Lawyer's representation of co-plaintiffs in civil litigation where there are sufficient assets to settle all potential claims

QUESTION:

"I request a written opinion under Rule 14 whether or not I may represent all parties on claims under the following facts:

Family A is composed of husband and wife only. Family B is composed of husband, wife and two minor children. All of these people were riding in an automobile when it collided with a tractor-trailer truck. Wife A was killed instantly. Husband A and all members of Family B received minor personal injuries. All survivors desire that I represent them and Husband A desires that I represent him as personal representative of his deceased wife's estate in a wrongful death action.

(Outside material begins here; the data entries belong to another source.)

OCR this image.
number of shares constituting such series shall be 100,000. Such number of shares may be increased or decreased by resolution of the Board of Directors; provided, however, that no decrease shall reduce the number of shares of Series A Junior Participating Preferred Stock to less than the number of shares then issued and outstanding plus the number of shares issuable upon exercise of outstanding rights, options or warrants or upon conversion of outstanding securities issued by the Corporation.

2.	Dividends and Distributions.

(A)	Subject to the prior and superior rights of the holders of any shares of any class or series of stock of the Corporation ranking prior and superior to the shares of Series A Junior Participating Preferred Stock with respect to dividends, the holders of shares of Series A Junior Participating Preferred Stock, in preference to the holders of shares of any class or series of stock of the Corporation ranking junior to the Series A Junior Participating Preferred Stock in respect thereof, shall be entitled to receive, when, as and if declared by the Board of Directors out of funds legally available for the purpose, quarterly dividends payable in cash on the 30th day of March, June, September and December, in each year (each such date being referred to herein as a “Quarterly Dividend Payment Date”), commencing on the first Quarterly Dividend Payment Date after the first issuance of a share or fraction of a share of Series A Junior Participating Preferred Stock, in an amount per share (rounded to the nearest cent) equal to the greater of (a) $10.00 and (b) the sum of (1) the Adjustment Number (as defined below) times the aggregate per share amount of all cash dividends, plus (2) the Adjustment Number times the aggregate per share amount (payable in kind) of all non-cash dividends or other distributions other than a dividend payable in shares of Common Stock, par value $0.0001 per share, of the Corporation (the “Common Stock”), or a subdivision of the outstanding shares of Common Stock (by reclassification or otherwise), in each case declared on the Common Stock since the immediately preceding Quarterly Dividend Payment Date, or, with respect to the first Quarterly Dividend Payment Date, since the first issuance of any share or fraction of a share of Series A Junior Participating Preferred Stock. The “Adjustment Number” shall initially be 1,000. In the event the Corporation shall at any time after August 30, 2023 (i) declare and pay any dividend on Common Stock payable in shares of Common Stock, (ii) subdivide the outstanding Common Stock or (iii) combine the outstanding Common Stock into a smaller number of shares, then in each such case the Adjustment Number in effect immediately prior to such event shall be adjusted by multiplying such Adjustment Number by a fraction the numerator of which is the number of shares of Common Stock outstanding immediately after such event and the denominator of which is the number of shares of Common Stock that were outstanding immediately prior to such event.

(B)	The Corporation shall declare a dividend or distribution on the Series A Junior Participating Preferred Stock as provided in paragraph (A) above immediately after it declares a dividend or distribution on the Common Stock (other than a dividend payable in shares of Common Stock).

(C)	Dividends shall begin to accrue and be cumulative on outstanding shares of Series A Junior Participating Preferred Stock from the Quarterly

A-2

Considering the injuries and claims, there is a question of limitation on the carrier's coverage and ability to pay."

ANSWER:

If there is "no question of limitation on the carrier's coverage and ability to pay", in other words, there are sufficient assets for the full satisfaction of all potential claims, there is no ethical impropriety in your representing A and the members of Family B to recover for personal injuries and representing A as personal representative of his deceased wife's estate in a wrongful death action. If there are not sufficient assets to satisfy all potential claims, and a recovery by one claimant will, of necessity, reduce the assets available for the satifaction of the claims of the other claimants, the various claimants should be represented by independent counsel.

DISCUSSION:

Ethical Consideration 5-17 provides:

"Typically recurring situations involving potentially differing interests are those in which a lawyer is asked to represent co-defendants in a criminal case, co-plaintiffs in a personal injury case, an insured and his insurer, and beneficiaries of the estate of a decedent. Whether a lawyer can fairly and adequately protect the interests of multiple clients in these and similar situations depends upon an analysis of each case. In certain circumstances, there may exist little chance of the judgment of the lawyer being adversely affected by the slight possibility that the interests become actually differing; in other circumstances, the chance of adverse affect upon his judgment is not unlikely."

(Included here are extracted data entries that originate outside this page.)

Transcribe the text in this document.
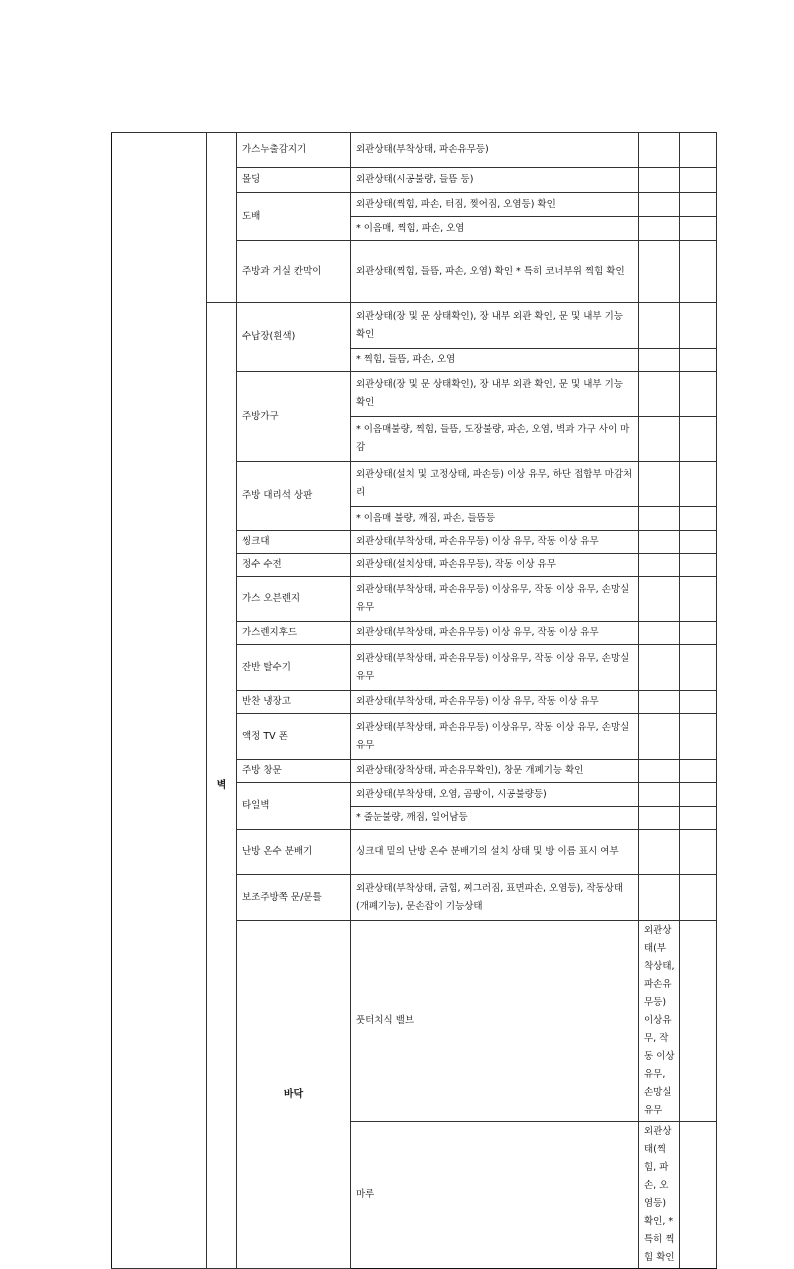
		가스누출감지기	외관상태(부착상태, 파손유무등)			
		몰딩	외관상태(시공불량, 들뜸 등)			
		도배	외관상태(찍힘, 파손, 터짐, 찢어짐, 오염등) 확인			
			* 이음매, 찍힘, 파손, 오염			
		주방과 거실 칸막이	외관상태(찍힘, 들뜸, 파손, 오염) 확인 * 특히 코너부위 찍힘 확인			
	벽	수납장(흰색)	외관상태(장 및 문 상태확인), 장 내부 외관 확인, 문 및 내부 기능 확인			
			* 찍힘, 들뜸, 파손, 오염			
		주방가구	외관상태(장 및 문 상태확인), 장 내부 외관 확인, 문 및 내부 기능 확인			
			* 이음매불량, 찍힘, 들뜸, 도장불량, 파손, 오염, 벽과 가구 사이 마감			
		주방 대리석 상판	외관상태(설치 및 고정상태, 파손등) 이상 유무, 하단 접합부 마감처리			
			* 이음매 불량, 깨짐, 파손, 들뜸등			
		씽크대	외관상태(부착상태, 파손유무등) 이상 유무, 작동 이상 유무			
		정수 수전	외관상태(설치상태, 파손유무등), 작동 이상 유무			
		가스 오븐렌지	외관상태(부착상태, 파손유무등) 이상유무, 작동 이상 유무, 손망실 유무			
		가스렌지후드	외관상태(부착상태, 파손유무등) 이상 유무, 작동 이상 유무			
		잔반 탈수기	외관상태(부착상태, 파손유무등) 이상유무, 작동 이상 유무, 손망실 유무			
		반찬 냉장고	외관상태(부착상태, 파손유무등) 이상 유무, 작동 이상 유무			
		액정 TV 폰	외관상태(부착상태, 파손유무등) 이상유무, 작동 이상 유무, 손망실 유무			
		주방 창문	외관상태(장착상태, 파손유무확인), 창문 개폐기능 확인			
		타일벽	외관상태(부착상태, 오염, 곰팡이, 시공불량등)			
			* 줄눈불량, 깨짐, 일어남등			
		난방 온수 분배기	싱크대 밑의 난방 온수 분배기의 설치 상태 및 방 이름 표시 여부			
		보조주방쪽 문/문틀	외관상태(부착상태, 긁힘, 찌그러짐, 표면파손, 오염등), 작동상태(개폐기능), 문손잡이 기능상태			
		바닥	풋터치식 밸브	외관상태(부착상태, 파손유무등) 이상유무, 작동 이상 유무, 손망실 유무		
			마루	외관상태(찍힘, 파손, 오염등) 확인, * 특히 찍힘 확인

Disciplinary Rule 5-105(A) provides:

"A lawyer shall decline proffered employment if the exercise of his independent professional judgment on behalf of a client will be or is likely to be adversely affected by the acceptance of the proffered employment, or if it would be likely to involve him in representing differing interests, except to the extent permitted under DR 5-105(C)."

Disciplinary Rule 5-105(C) provides:

"In the situations covered by DR 5-105(A) and (B), a lawyer may represent multiple clients if he reasonably determines that he can adequately represent the interest of each and if each consents to the representation after full disclosure of the possible effect of such representation on the exercise of his independent professional judgment on behalf of each."

Disciplinary Rule 5-106(A) provides:

"A lawyer who represents two or more clients shall not make or participate in the making of an aggregate settlement of the claims of or against his clients, unless each client has consented to the settlement after being advised of the existence and nature of all the claims involved in the proposed settlement, of the total amount of the settlement, and of the participation of each person in the settlement."

Although Ethical Consideration 5-17 makes a special note of the problems involved in representing co-plaintiffs in a personal injury case, we find few if any opinions of ethics committees or courts discussing that problem.

Although the Disciplinary Commission has not been called upon to answer your precise question, opinions have been rendered concerning multiple claimants to a limited fund. Such cases have involved claimants to funds interpleaded in court, multiple beneficiaries of a deceased estate, etc. By analogy we feel that the principles set forth in those opinions are applicable to your case and that the foregoing answer to your question is correct.